At the same time, the material is 100 percent recyclable and can be disposed of with wastepaper after multiple uses. There are no disposal costs like those for wood. A further advantage is that squAIR-timber beams are available in any size required, and can be individually printed, for example with the name of the airline, or that they are to be returned to Frankfurt. “Wooden beams often disappear with the first rotation, because the wood is just as suitable for other purposes,” says Langemann.

With squared beams made of cardboard, ULDs can be stacked a little higher and right up to the edges without covering up the anchor points. Goods can be secured with nets using the hooks on the sides. To ensure that these remain accessible, wooden beams are still used for the base of ULDs when they are assembled, but squAIR-timbers are increasingly being incorporated as well. With the help of slave pallets – conveying elements equipped with a few rows of rollers – heavy air freight goods can then be loaded quickly and flexibly into the belly of the aircraft.
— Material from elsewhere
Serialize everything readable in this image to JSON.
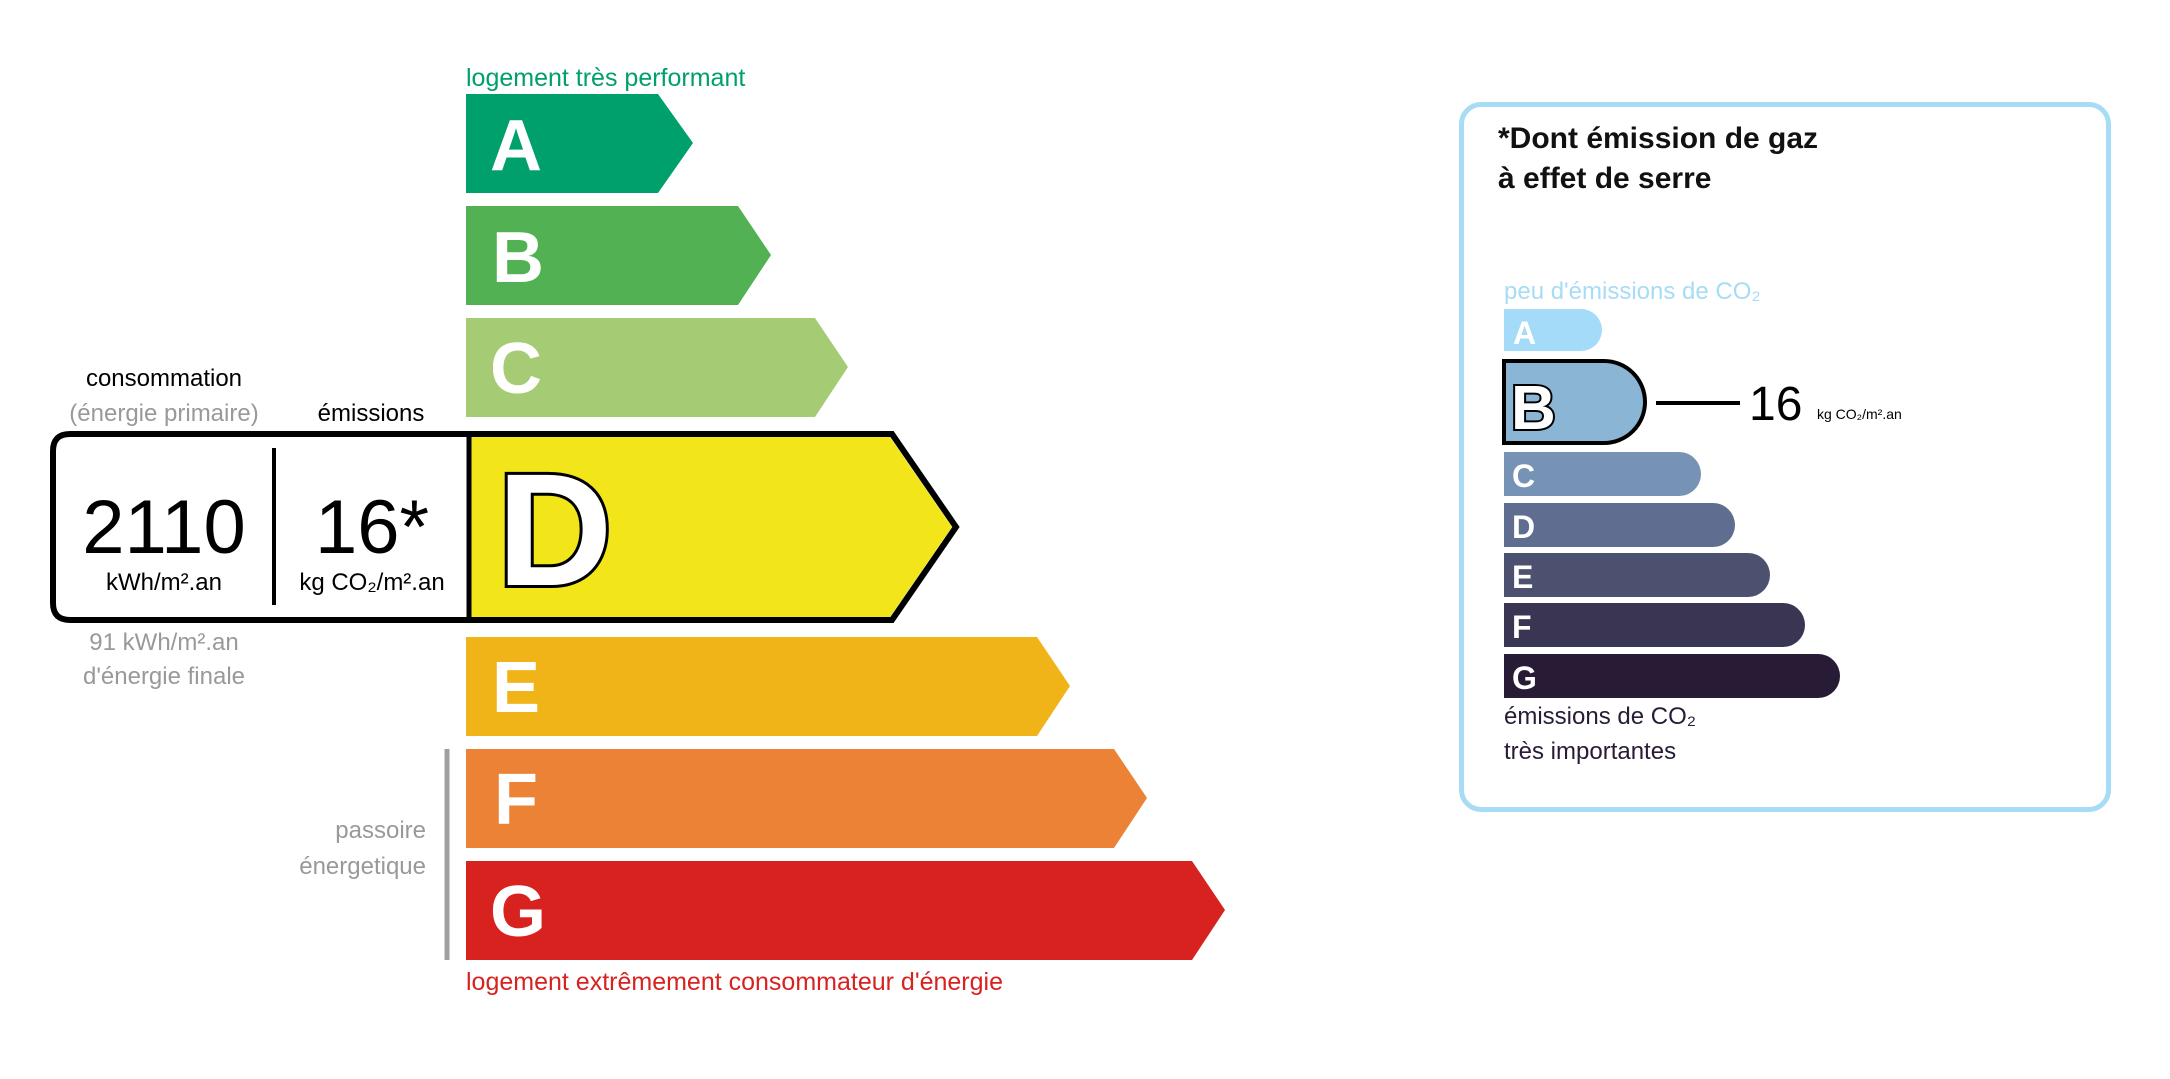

“squAIR-timber is 80 percent lighter than wooden beams and thus saves around 120 kilos per ULD.”

Andreas Langemann, Managing Director of the start-up Trilatec based in Merzig.

The Trilatec product can also be used to make europallets, consisting of a squAIR-timber honeycomb board and nine beams cut to pallet dimensions made from the same material. The cover panel has a standard load-bearing capacity of several tons. Another very practical feature is that the beams can also be glued directly under a cardboard box so that no pallets are needed at all. “However, we primarily developed squAIR-timber as a material for base beams for air freight, which is how it is mainly being used at the moment,” Langemann explains.

All the material used in production is 100 percent recycled paper. But although the Trilatec product is lighter, stronger and very robust, it is always compared with wood. “At the moment, the price of wood is at rock bottom, and not just because of the hot summer and the bark beetle situation. There is simply too much wood on the market,” he explains. This means that used europallets, for example, are available for three or four euros. “We are measured by this and therefore we hardly make a margin on squAIR-timber, although we should charge three times the price to be able to work profitably,” says Langmann.

Nevertheless, since Cargolux, Trilatec has been able to build up a wide-ranging customer base. For marketing, the company has entered into a partnership with Jettainer, a subsidiary of Lufthansa Cargo. “Jettainer is well networked in the industry and currently manages around 90,000 ULDs (Unit Load Devices) for 26 airlines at 450 airports around the world,” says the Managing Director. And he is not giving up hope of eventually gaining the attention of industry giants too. Because anyone who uses squAIR-timber once will never look back.